I got a new idea for a project. It's a five part fantasy novel series detailing the adventures a group of five characters takes across five different kingdoms. It's one that I'm both really excited about because it's inspired by video games. It has sidequests, character quest chains that progress with each chapter, mysteries, lore, an escort mission where the characters contemplate if the escortee is trying to get them killed. It also explores themes such as growth, the stages of grief, the cycle of revenge and how it makes everyone suffer, and family. The reason I'm hesitant is because: 1. They're journal novels. There won't be much action involved. The characters might describe some of their actions and some of their conversations, but it's mostly going to be observations and commentary on events as they unfold. I don't know if people will find it too riveting. 2. The conflict surrounding the story is honestly pretty simple. The characters journey from kingdom to kingdom, searching for a cure for one character's illness and the answers to another character's past, while also getting clues as to what really happened to the land as a whole. The conflict for one of the characters for the fifth book is the most interesting, but even then the story is pretty simple. It's more about the journey than the destination. If I do it right then it could be fun, though I'm still worried that no one would want to read it. That being said, does anyone have any tips on how to make a good epistolary novel? I have zero experience with this kind of storytelling, I just thought it'd be an interesting way to tell the tale of an adventure. Any tips would be much appreciated.
Does it need to be nothing but journal? Could it alternate, or maybe have a short journal entry at the beginning of each chapter or something? You can do it entirely through journal entries and still make the scenes and action impactful. You could have the style of writing change a bit when it gets to the parts that need to be more engaging (scene, as opposed to sequel). It could still be written journal-form, but I know in my journals I write very differently at different times, often depending on what I'm writing about and how clearly I want to get it across. At times it will be pretty shallow telling, and then when I get to things that I feel need to be explained in more detail I'll go into some much deeper showing. You could sort of transition between the two, something like this: Wed. Feb 7 Ascended to highest ledge before peak. Wide enough to walk on, in places much wider. Set up tents for final night's sleep before finishing tmmro. But disaster struck. Emiliano was getting mountain sickness. Nobody expected it of him—he's climbed higher and more often than all the rest of us. He took to his tent and tried some native remedies the guides knew about, but nothing was helping— It went from very abbreviated journaling to much more in-depth writing, and I think it feels motivated because things got more intense, it would be natural to want to capture it in more detail and with some feeling.

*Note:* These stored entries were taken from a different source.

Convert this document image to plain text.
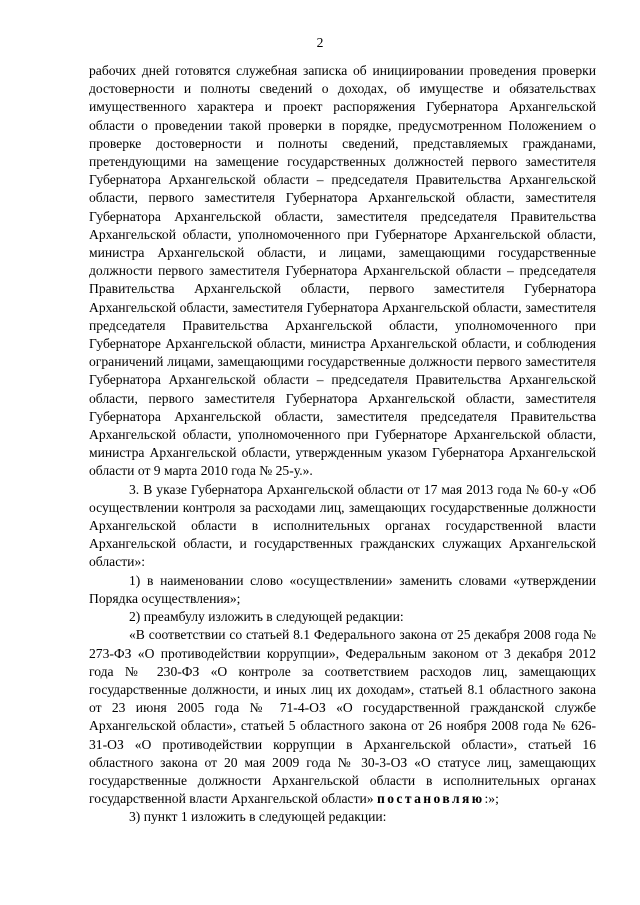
2

рабочих дней готовятся служебная записка об инициировании проведения проверки достоверности и полноты сведений о доходах, об имуществе и обязательствах имущественного характера и проект распоряжения Губернатора Архангельской области о проведении такой проверки в порядке, предусмотренном Положением о проверке достоверности и полноты сведений, представляемых гражданами, претендующими на замещение государственных должностей первого заместителя Губернатора Архангельской области – председателя Правительства Архангельской области, первого заместителя Губернатора Архангельской области, заместителя Губернатора Архангельской области, заместителя председателя Правительства Архангельской области, уполномоченного при Губернаторе Архангельской области, министра Архангельской области, и лицами, замещающими государственные должности первого заместителя Губернатора Архангельской области – председателя Правительства Архангельской области, первого заместителя Губернатора Архангельской области, заместителя Губернатора Архангельской области, заместителя председателя Правительства Архангельской области, уполномоченного при Губернаторе Архангельской области, министра Архангельской области, и соблюдения ограничений лицами, замещающими государственные должности первого заместителя Губернатора Архангельской области – председателя Правительства Архангельской области, первого заместителя Губернатора Архангельской области, заместителя Губернатора Архангельской области, заместителя председателя Правительства Архангельской области, уполномоченного при Губернаторе Архангельской области, министра Архангельской области, утвержденным указом Губернатора Архангельской области от 9 марта 2010 года № 25-у.».

3. В указе Губернатора Архангельской области от 17 мая 2013 года № 60-у «Об осуществлении контроля за расходами лиц, замещающих государственные должности Архангельской области в исполнительных органах государственной власти Архангельской области, и государственных гражданских служащих Архангельской области»:

1) в наименовании слово «осуществлении» заменить словами «утверждении Порядка осуществления»;

2) преамбулу изложить в следующей редакции:

«В соответствии со статьей 8.1 Федерального закона от 25 декабря 2008 года № 273-ФЗ «О противодействии коррупции», Федеральным законом от 3 декабря 2012 года № 230-ФЗ «О контроле за соответствием расходов лиц, замещающих государственные должности, и иных лиц их доходам», статьей 8.1 областного закона от 23 июня 2005 года № 71-4-ОЗ «О государственной гражданской службе Архангельской области», статьей 5 областного закона от 26 ноября 2008 года № 626-31-ОЗ «О противодействии коррупции в Архангельской области», статьей 16 областного закона от 20 мая 2009 года № 30-3-ОЗ «О статусе лиц, замещающих государственные должности Архангельской области в исполнительных органах государственной власти Архангельской области» постановляю:»;

3) пункт 1 изложить в следующей редакции:
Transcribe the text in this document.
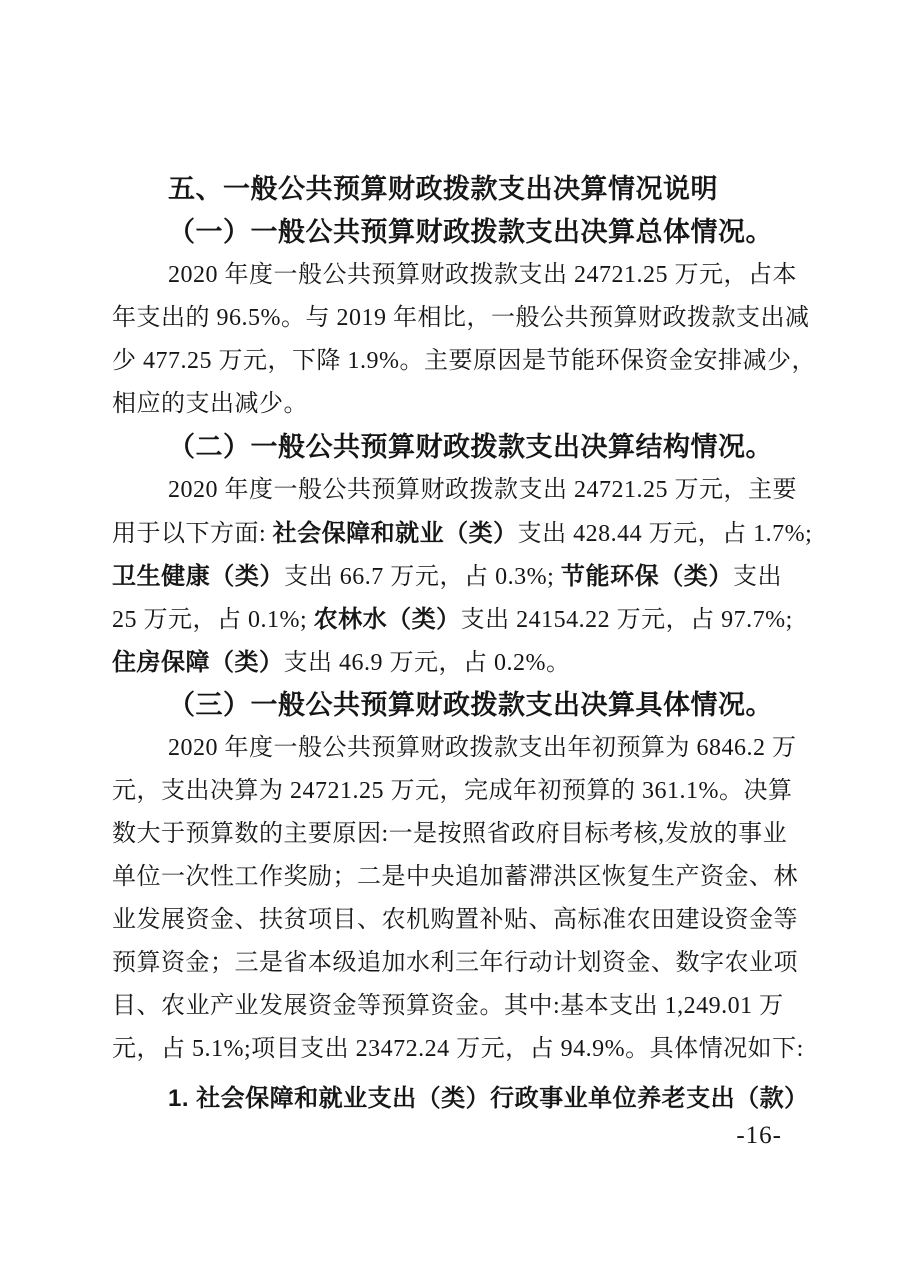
五、一般公共预算财政拨款支出决算情况说明
（一）一般公共预算财政拨款支出决算总体情况。
2020 年度一般公共预算财政拨款支出 24721.25 万元，占本
年支出的 96.5%。与 2019 年相比，一般公共预算财政拨款支出减
少 477.25 万元，下降 1.9%。主要原因是节能环保资金安排减少，
相应的支出减少。
（二）一般公共预算财政拨款支出决算结构情况。
2020 年度一般公共预算财政拨款支出 24721.25 万元，主要
用于以下方面: 社会保障和就业（类）支出 428.44 万元，占 1.7%;
卫生健康（类）支出 66.7 万元，占 0.3%; 节能环保（类）支出
25 万元，占 0.1%; 农林水（类）支出 24154.22 万元，占 97.7%;
住房保障（类）支出 46.9 万元，占 0.2%。
（三）一般公共预算财政拨款支出决算具体情况。
2020 年度一般公共预算财政拨款支出年初预算为 6846.2 万
元，支出决算为 24721.25 万元，完成年初预算的 361.1%。决算
数大于预算数的主要原因:一是按照省政府目标考核,发放的事业
单位一次性工作奖励；二是中央追加蓄滞洪区恢复生产资金、林
业发展资金、扶贫项目、农机购置补贴、高标准农田建设资金等
预算资金；三是省本级追加水利三年行动计划资金、数字农业项
目、农业产业发展资金等预算资金。其中:基本支出 1,249.01 万
元，占 5.1%;项目支出 23472.24 万元，占 94.9%。具体情况如下:
1. 社会保障和就业支出（类）行政事业单位养老支出（款）
-16-
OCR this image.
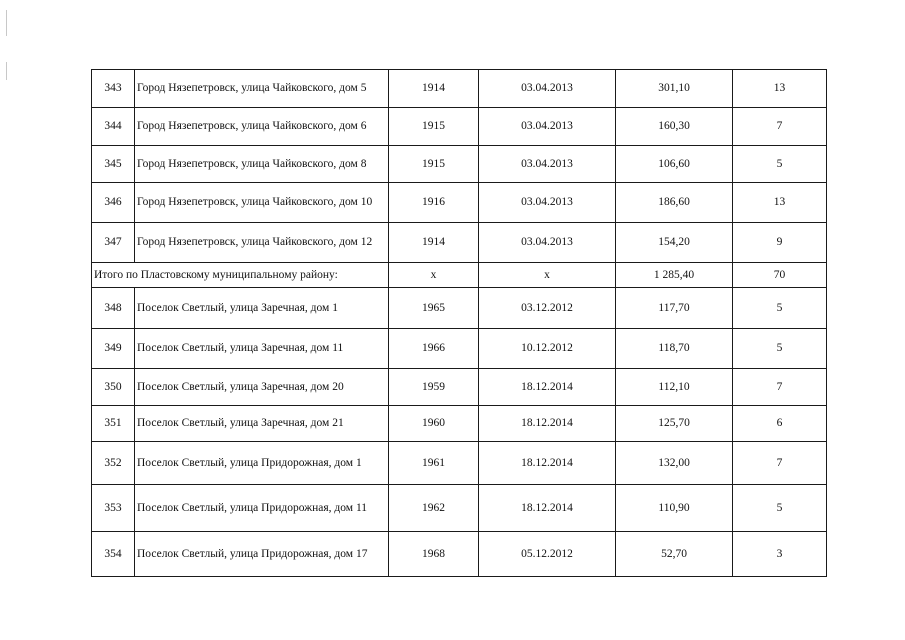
343	Город Нязепетровск, улица Чайковского, дом 5	1914	03.04.2013	301,10	13
344	Город Нязепетровск, улица Чайковского, дом 6	1915	03.04.2013	160,30	7
345	Город Нязепетровск, улица Чайковского, дом 8	1915	03.04.2013	106,60	5
346	Город Нязепетровск, улица Чайковского, дом 10	1916	03.04.2013	186,60	13
347	Город Нязепетровск, улица Чайковского, дом 12	1914	03.04.2013	154,20	9
Итого по Пластовскому муниципальному району:		х	х	1 285,40	70
348	Поселок Светлый, улица Заречная, дом 1	1965	03.12.2012	117,70	5
349	Поселок Светлый, улица Заречная, дом 11	1966	10.12.2012	118,70	5
350	Поселок Светлый, улица Заречная, дом 20	1959	18.12.2014	112,10	7
351	Поселок Светлый, улица Заречная, дом 21	1960	18.12.2014	125,70	6
352	Поселок Светлый, улица Придорожная, дом 1	1961	18.12.2014	132,00	7
353	Поселок Светлый, улица Придорожная, дом 11	1962	18.12.2014	110,90	5
354	Поселок Светлый, улица Придорожная, дом 17	1968	05.12.2012	52,70	3
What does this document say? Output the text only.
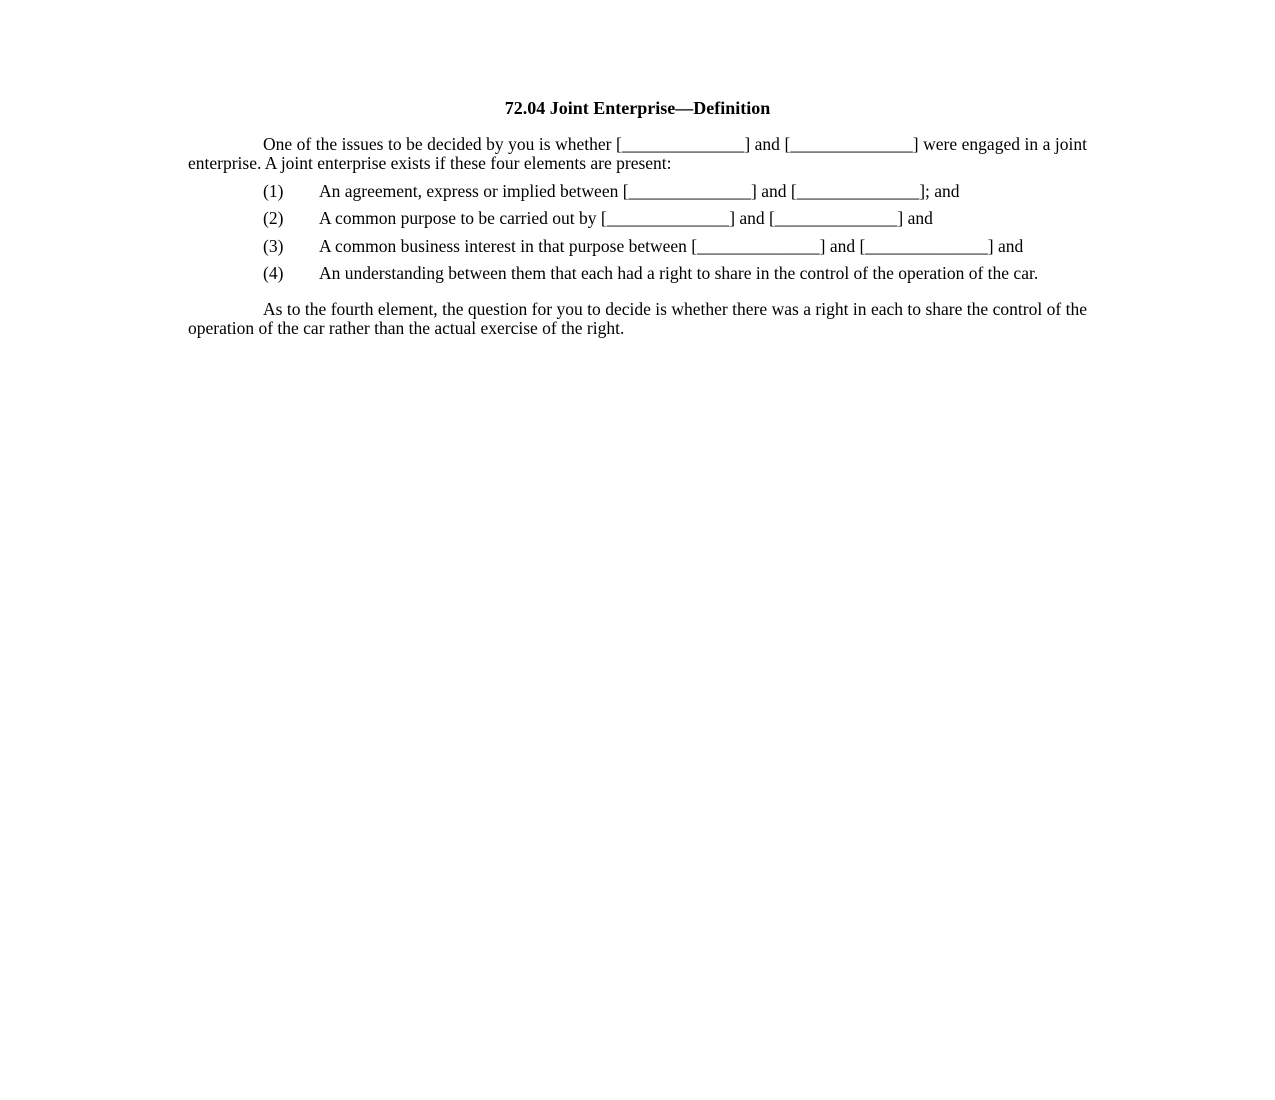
72.04 Joint Enterprise—Definition

One of the issues to be decided by you is whether [______________] and [______________] were engaged in a joint enterprise. A joint enterprise exists if these four elements are present:

(1)	An agreement, express or implied between [______________] and [______________]; and
(2)	A common purpose to be carried out by [______________] and [______________] and
(3)	A common business interest in that purpose between [______________] and [______________] and
(4)	An understanding between them that each had a right to share in the control of the operation of the car.

As to the fourth element, the question for you to decide is whether there was a right in each to share the control of the operation of the car rather than the actual exercise of the right.
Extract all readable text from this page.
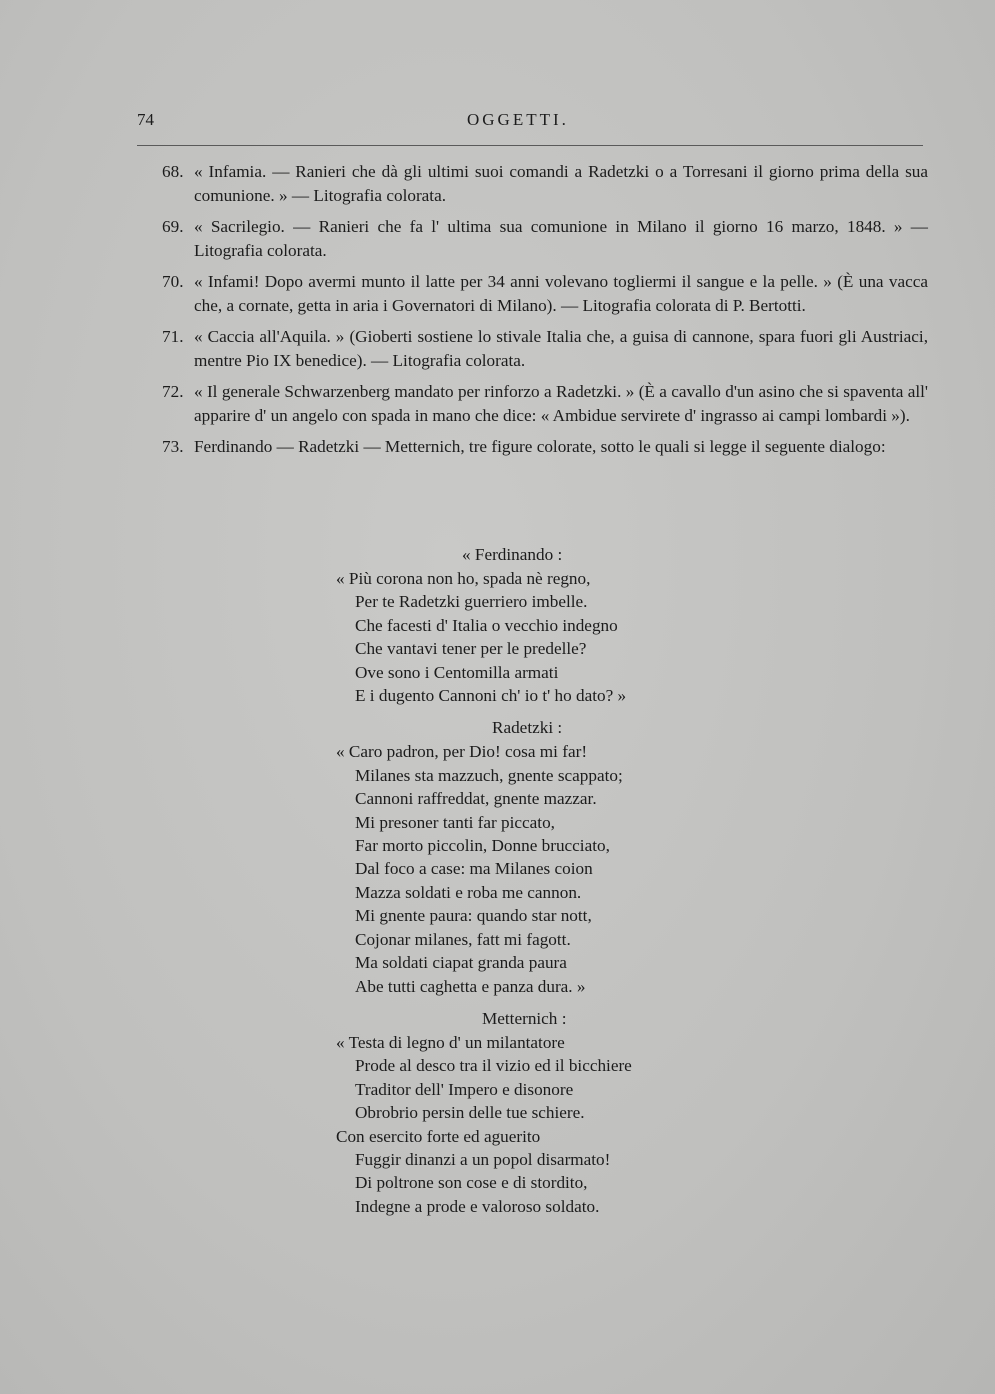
74	OGGETTI.
68. « Infamia. — Ranieri che dà gli ultimi suoi comandi a Radetzki o a Torresani il giorno prima della sua comunione. » — Litografia colorata.
69. « Sacrilegio. — Ranieri che fa l' ultima sua comunione in Milano il giorno 16 marzo, 1848. » — Litografia colorata.
70. « Infami! Dopo avermi munto il latte per 34 anni volevano togliermi il sangue e la pelle. » (È una vacca che, a cornate, getta in aria i Governatori di Milano). — Litografia colorata di P. Bertotti.
71. « Caccia all'Aquila. » (Gioberti sostiene lo stivale Italia che, a guisa di cannone, spara fuori gli Austriaci, mentre Pio IX benedice). — Litografia colorata.
72. « Il generale Schwarzenberg mandato per rinforzo a Radetzki. » (È a cavallo d'un asino che si spaventa all' apparire d' un angelo con spada in mano che dice: « Ambidue servirete d' ingrasso ai campi lombardi »).
73. Ferdinando — Radetzki — Metternich, tre figure colorate, sotto le quali si legge il seguente dialogo:
« Ferdinando :
« Più corona non ho, spada nè regno,
Per te Radetzki guerriero imbelle.
Che facesti d' Italia o vecchio indegno
Che vantavi tener per le predelle?
Ove sono i Centomilla armati
E i dugento Cannoni ch' io t' ho dato? »
Radetzki :
« Caro padron, per Dio! cosa mi far!
Milanes sta mazzuch, gnente scappato;
Cannoni raffreddat, gnente mazzar.
Mi presoner tanti far piccato,
Far morto piccolin, Donne brucciato,
Dal foco a case: ma Milanes coion
Mazza soldati e roba me cannon.
Mi gnente paura: quando star nott,
Cojonar milanes, fatt mi fagott.
Ma soldati ciapat granda paura
Abe tutti caghetta e panza dura. »
Metternich :
« Testa di legno d' un milantatore
Prode al desco tra il vizio ed il bicchiere
Traditor dell' Impero e disonore
Obrobrio persin delle tue schiere.
Con esercito forte ed aguerito
Fuggir dinanzi a un popol disarmato!
Di poltrone son cose e di stordito,
Indegne a prode e valoroso soldato.
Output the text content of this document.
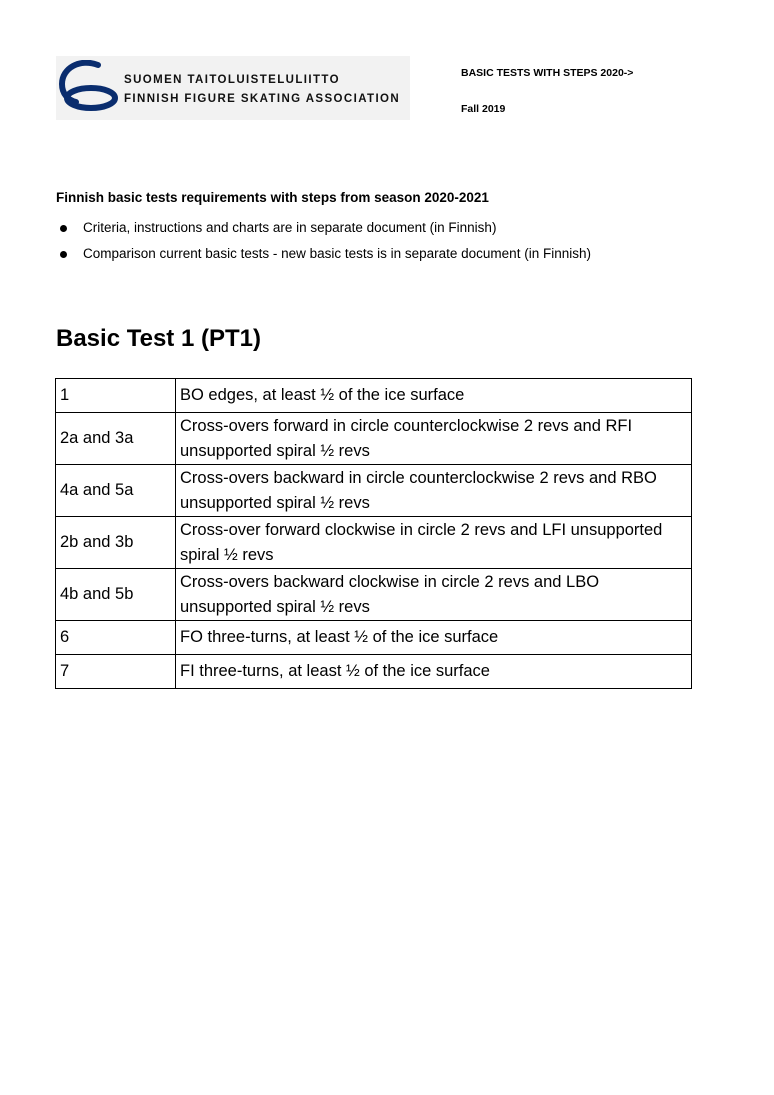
SUOMEN TAITOLUISTELULIITTO
FINNISH FIGURE SKATING ASSOCIATION
BASIC TESTS WITH STEPS 2020->
Fall 2019
Finnish basic tests requirements with steps from season 2020-2021
Criteria, instructions and charts are in separate document (in Finnish)
Comparison current basic tests - new basic tests is in separate document (in Finnish)
Basic Test 1 (PT1)
1	BO edges, at least ½ of the ice surface
2a and 3a	Cross-overs forward in circle counterclockwise 2 revs and RFI unsupported spiral ½ revs
4a and 5a	Cross-overs backward in circle counterclockwise 2 revs and RBO unsupported spiral ½ revs
2b and 3b	Cross-over forward clockwise in circle 2 revs and LFI unsupported spiral ½ revs
4b and 5b	Cross-overs backward clockwise in circle 2 revs and LBO unsupported spiral ½ revs
6	FO three-turns, at least ½ of the ice surface
7	FI three-turns, at least ½ of the ice surface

Yeah, you might have a problem with that. Writing one epistolary novel is difficult and requires a lot of creativity. A five part series sounds difficult, to say the least. I'd try writing a few chapters of the first one--if you haven't already--to see if it's even viable. And I would have somebody else read it sooner rather than later. The thing about epistolary is you often need several forms of letters to make it interesting, not just journal entries. I've seen a few use newspaper articles, personal correspondence, office memos, postcards, emails, fictional stories within stories, AND diaries just to keep it together.
Check out Steve Kluger. He writes a lot (all?) of epistolary. The Last Days of Summer is particularly good. https://www.amazon.com/Last-Days-Summer-Steve-Kluger/dp/0380797631 Basically a young boy pesters his favorite baseball player with fan mail until the two of them strike up a correspondence. That's probably two thirds of the book. The rest is news reports, post cards, war reports (WWII is happening in the background), and other epistolary things. It's crazy short as each page is basically a short-ish letter. Maybe 30K words all in?
I'd recommend reading Dracula too. I think that novel works because it's about slow-building horror, not heart-pounding terror.
Yep, Dracula, too. I'll pore over my bookshelves later. Got another one or two in there, I think. Epistolary is awesome but its margin for effectiveness is narrow, narrative wise. There's got to a good reason for it and the story kind of has to be fitted around the format. Changes the decision making process a bit.
I suppose one thing I could do is, during something like an exposition scene or a character introduction scene, or say that I have a character sing a song or something where it wouldn't make sense to write it down, I could switch to a third person perspective.